Manage Money

Advantages And Disadvantages Of Prepayment And Partpayment

Personal loans have the highest interest rates, apart from credit card interest charges for unpaid amounts. The interest of personal loans ranges from 15% to more than 20% at times. These have a premium interest since these are unsecured loans in nature. 

Unsecured loans are those which do not ask you to give any form of collateral or security or guarantee of payment. Thus, the lender takes a huge risk by giving such loans. To offset this risk, they seek to get as much of their loan amount as soon as possible by exacting a high interest rate. So for instance, if the loan was for Rs. 100000 and the interest rate was 20%, their given amount would come back to them within five months, but if you take more time than that to repay, you’ll end up losing a lot. Even Rs. 20000 interest for a Rs. 100000 loan is a big amount.

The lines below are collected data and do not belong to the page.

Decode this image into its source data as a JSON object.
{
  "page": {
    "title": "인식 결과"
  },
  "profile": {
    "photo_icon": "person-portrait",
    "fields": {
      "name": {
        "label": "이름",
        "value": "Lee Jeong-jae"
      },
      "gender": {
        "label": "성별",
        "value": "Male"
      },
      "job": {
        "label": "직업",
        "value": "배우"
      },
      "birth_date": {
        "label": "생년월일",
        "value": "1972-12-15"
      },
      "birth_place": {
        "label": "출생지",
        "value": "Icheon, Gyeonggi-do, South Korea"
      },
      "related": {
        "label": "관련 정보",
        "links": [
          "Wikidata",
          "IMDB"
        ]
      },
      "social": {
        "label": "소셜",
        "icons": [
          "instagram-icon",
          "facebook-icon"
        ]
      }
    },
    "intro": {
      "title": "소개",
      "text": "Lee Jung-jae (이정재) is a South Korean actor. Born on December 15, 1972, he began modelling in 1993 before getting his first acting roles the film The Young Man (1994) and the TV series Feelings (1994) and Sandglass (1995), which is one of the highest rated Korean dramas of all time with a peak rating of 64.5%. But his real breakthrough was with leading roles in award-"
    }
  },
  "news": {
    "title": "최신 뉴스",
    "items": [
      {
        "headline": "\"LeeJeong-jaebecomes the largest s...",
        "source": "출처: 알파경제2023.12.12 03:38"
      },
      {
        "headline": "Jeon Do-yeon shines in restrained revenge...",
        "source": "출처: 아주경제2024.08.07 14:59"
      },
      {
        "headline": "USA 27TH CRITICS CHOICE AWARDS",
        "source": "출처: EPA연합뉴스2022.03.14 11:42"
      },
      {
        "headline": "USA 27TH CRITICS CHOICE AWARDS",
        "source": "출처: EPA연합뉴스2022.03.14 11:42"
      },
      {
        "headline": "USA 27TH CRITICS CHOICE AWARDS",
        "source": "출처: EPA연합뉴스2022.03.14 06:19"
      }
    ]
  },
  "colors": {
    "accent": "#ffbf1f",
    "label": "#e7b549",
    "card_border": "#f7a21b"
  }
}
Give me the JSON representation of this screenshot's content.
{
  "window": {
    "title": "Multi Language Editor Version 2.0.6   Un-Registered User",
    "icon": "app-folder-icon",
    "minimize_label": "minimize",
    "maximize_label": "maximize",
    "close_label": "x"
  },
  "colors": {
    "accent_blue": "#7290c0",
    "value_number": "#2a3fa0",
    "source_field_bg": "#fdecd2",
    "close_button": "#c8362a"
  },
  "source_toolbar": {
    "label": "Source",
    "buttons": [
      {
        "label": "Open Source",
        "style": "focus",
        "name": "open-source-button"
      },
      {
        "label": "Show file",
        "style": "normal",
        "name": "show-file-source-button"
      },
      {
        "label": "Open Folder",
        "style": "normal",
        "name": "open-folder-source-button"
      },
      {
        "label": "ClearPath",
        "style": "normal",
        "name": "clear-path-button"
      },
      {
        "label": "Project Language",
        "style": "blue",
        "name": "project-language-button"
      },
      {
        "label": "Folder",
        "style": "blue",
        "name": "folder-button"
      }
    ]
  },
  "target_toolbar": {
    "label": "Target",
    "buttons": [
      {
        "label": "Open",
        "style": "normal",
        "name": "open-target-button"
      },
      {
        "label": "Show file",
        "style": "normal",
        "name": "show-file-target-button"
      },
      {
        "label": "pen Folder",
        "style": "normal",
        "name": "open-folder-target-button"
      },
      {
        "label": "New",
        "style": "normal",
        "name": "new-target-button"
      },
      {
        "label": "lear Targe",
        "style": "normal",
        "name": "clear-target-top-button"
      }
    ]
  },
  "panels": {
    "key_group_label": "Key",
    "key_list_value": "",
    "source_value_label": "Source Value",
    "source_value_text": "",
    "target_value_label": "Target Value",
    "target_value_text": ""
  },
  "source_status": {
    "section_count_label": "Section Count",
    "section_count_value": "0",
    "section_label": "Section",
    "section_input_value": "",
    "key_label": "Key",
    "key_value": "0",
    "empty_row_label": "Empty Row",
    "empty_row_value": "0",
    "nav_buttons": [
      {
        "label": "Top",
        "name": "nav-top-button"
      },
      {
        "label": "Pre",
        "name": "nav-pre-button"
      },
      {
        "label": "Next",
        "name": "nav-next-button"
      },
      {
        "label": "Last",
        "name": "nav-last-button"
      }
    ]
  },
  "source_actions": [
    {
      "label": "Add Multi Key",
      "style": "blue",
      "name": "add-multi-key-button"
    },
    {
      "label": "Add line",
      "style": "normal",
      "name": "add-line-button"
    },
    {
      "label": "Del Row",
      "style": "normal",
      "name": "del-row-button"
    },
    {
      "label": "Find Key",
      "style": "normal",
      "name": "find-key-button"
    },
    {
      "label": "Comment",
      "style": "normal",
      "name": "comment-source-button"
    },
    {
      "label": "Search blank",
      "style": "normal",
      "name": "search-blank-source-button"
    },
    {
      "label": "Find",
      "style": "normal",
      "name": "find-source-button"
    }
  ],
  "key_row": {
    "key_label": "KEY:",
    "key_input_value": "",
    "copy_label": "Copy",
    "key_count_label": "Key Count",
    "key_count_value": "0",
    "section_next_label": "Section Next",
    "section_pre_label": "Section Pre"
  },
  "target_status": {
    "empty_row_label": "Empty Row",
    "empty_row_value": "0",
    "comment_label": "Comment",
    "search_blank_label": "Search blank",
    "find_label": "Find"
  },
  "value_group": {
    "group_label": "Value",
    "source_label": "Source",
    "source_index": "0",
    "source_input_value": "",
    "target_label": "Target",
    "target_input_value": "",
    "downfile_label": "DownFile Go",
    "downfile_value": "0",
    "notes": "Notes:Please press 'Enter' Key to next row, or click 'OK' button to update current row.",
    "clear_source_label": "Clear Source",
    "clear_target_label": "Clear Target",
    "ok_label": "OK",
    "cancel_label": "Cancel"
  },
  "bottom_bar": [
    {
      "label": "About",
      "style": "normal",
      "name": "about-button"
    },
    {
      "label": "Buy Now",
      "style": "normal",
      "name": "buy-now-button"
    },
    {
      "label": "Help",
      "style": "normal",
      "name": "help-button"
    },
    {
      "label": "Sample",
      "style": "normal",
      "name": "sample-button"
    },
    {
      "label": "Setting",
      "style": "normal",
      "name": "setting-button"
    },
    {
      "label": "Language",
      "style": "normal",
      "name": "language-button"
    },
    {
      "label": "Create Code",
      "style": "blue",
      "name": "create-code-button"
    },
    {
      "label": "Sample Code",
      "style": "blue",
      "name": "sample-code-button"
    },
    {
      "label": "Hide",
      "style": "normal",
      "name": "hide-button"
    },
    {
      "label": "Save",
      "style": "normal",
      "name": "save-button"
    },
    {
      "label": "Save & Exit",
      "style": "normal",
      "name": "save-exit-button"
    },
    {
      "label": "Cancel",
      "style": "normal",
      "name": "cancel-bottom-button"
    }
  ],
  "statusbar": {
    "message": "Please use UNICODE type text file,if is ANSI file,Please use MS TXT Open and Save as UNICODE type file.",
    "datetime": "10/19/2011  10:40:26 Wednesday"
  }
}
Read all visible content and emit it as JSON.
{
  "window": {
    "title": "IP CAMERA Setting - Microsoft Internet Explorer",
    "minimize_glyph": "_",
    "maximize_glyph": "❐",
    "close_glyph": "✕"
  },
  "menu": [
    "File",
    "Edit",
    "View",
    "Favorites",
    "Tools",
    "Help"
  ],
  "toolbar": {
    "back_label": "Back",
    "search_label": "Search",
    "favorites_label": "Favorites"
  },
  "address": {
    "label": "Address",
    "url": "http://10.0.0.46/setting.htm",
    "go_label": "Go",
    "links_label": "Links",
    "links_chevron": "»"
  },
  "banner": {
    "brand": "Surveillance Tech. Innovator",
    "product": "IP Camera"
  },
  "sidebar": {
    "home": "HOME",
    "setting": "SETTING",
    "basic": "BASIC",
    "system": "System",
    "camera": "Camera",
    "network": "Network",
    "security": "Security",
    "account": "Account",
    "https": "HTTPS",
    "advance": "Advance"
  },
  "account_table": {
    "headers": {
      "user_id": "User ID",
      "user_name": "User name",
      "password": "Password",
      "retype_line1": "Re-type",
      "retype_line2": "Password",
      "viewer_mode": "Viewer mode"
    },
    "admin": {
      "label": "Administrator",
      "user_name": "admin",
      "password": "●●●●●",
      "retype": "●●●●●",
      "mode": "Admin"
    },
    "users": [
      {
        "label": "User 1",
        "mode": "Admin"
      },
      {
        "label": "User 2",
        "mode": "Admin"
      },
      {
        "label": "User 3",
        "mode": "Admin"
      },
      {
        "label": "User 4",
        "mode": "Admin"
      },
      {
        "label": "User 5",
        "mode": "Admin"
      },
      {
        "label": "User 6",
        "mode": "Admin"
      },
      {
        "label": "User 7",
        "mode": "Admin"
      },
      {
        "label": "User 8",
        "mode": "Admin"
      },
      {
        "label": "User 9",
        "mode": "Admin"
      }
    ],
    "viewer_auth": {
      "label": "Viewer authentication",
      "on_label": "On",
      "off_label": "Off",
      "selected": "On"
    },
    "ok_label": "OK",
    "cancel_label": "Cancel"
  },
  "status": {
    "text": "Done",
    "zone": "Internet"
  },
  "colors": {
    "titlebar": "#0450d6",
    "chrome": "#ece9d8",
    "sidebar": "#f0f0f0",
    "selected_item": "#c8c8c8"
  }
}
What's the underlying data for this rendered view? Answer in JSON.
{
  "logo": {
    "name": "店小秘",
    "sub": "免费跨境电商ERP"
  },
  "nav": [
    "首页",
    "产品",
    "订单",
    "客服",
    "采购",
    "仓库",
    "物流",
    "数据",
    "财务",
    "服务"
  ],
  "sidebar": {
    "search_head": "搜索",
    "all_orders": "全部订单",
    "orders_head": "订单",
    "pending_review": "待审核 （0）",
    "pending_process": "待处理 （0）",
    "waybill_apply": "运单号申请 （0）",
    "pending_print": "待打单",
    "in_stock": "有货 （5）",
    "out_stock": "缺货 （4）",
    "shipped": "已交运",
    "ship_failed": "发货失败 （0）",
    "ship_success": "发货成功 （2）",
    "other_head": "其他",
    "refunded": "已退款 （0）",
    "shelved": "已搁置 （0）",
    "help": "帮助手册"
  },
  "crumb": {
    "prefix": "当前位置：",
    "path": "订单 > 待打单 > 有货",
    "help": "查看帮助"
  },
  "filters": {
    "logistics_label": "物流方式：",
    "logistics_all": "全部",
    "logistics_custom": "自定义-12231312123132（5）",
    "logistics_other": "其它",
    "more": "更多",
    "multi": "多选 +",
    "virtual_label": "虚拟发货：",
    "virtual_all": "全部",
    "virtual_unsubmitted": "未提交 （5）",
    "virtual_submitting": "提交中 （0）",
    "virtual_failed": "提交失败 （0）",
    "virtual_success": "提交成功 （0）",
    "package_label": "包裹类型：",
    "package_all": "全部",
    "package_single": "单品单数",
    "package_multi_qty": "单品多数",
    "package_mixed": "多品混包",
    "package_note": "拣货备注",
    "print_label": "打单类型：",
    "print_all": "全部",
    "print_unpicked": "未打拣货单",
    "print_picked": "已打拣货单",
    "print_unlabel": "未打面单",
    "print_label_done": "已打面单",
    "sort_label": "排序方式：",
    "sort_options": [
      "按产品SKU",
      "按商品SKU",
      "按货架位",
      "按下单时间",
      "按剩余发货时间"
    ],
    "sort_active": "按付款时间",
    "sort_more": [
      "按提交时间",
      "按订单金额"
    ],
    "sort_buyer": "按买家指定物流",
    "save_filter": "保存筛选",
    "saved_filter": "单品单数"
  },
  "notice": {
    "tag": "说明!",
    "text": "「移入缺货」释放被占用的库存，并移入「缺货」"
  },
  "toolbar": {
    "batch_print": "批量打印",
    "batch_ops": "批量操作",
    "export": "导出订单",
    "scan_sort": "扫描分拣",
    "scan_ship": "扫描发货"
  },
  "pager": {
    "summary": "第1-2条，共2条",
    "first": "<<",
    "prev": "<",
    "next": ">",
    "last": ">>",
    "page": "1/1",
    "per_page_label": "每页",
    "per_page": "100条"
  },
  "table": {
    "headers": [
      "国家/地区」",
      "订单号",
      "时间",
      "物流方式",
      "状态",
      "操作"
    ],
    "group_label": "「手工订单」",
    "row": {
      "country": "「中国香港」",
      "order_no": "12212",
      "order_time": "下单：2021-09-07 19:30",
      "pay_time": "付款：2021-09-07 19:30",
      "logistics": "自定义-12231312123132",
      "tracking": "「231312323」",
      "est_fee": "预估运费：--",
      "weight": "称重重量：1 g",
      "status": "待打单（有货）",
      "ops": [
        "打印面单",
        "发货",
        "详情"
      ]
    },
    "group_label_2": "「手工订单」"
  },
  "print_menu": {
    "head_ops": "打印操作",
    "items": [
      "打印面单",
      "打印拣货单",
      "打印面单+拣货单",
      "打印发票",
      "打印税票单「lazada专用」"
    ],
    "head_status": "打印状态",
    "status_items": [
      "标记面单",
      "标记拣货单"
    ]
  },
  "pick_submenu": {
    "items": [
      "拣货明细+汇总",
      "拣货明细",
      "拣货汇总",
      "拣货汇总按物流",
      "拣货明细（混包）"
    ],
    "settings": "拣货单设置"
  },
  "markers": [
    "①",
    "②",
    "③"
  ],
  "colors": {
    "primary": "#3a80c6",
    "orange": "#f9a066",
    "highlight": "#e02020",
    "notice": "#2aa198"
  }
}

However, for borrowers looking to get unsecured loans, this is the thing they need to deal with.

A personal loan, a kind of unsecured loan, is very popular in India as it helps to get over temporary financial problems. These are used to finance weddings, buy medical items or get someone treated at a hospital, finance a vacation, buy a home, or anything one wants. Different banks have different charges and fees for such loans. A customer will have some benefits if they pay either partly or by prepaying the loan.

Full prepayment

If you prepay the loan early on in the loan’s tenure, you’ll be saving a lot on interest especially if it is a personal loan. Generally, personal loans have a lock-in period after which one can prepay the whole outstanding amount.

For instance, if your personal loan is of Rs. 2 lakhs and if the interest rate is 15% for a term of 5 years, your monthly EMI comes down to Rs. 4758. You pay Rs. 29039 within the first year towards the premium along with Rs. 28057 as interest. If you decide to prepay the rest of the amount at this time, you’ll be paying Rs. 57422 less in interest!

The real trick is to prepay the whole amount early on in the loan’s tenure. This allows you to enjoy all the benefits of the loan without suffering the disadvantages which high interest brings on. Even if one reaches almost the end of the loan’s tenure and has some excess cash left, one can prepay the rest of the amount. One still saves money that way.

However, some banks do charge a penalty for doing so. The penalty charge is between 3% to 5% of the loan if you want to prepay. Recently, the RBI has told banks to stop charging this penalty for customers who are prepaying loans.

Very often, banks do charge a penalty for prepayment.

However, this directive still applies only to loans that are taken on a “floating interest rate” basis. If the interest rate for your personal loan is fixed, your penalty shall not be taken away. However, some private and public sector banks do not charge this. Thus, if you have idle cash at hand, you can easily prepay the loan at no extra cost. 

Part payment

Part payment of your personal loan is when you have idle money at hand, but either don’t want to prepay the whole loan or cannot. It can also happen that your sum of idle money cannot cover the loan’s total principal. Part payment is a good option as it lowers your unpaid principal amount, which in turn lowers your EMI and interest. However, remember that it helps only when you pay a sizable amount as part payment. Giving part payments is a very good way to save on interest.

Small part payments can help, but not if there are prepayment charges involved. 

The other benefit here is that you can part pay the loan as many times as you can. It can be one big payment or regular smaller ones. These shall bring the principal and interest payable down. 

When it comes to personal loans, most banks don’t allow part payment. Banks and other lenders have a lock-in period.

Effect on your credit score

Part payment has no effect on your credit score. 

Prepayment does have a positive effect on your credit score, but this takes effect through the long term.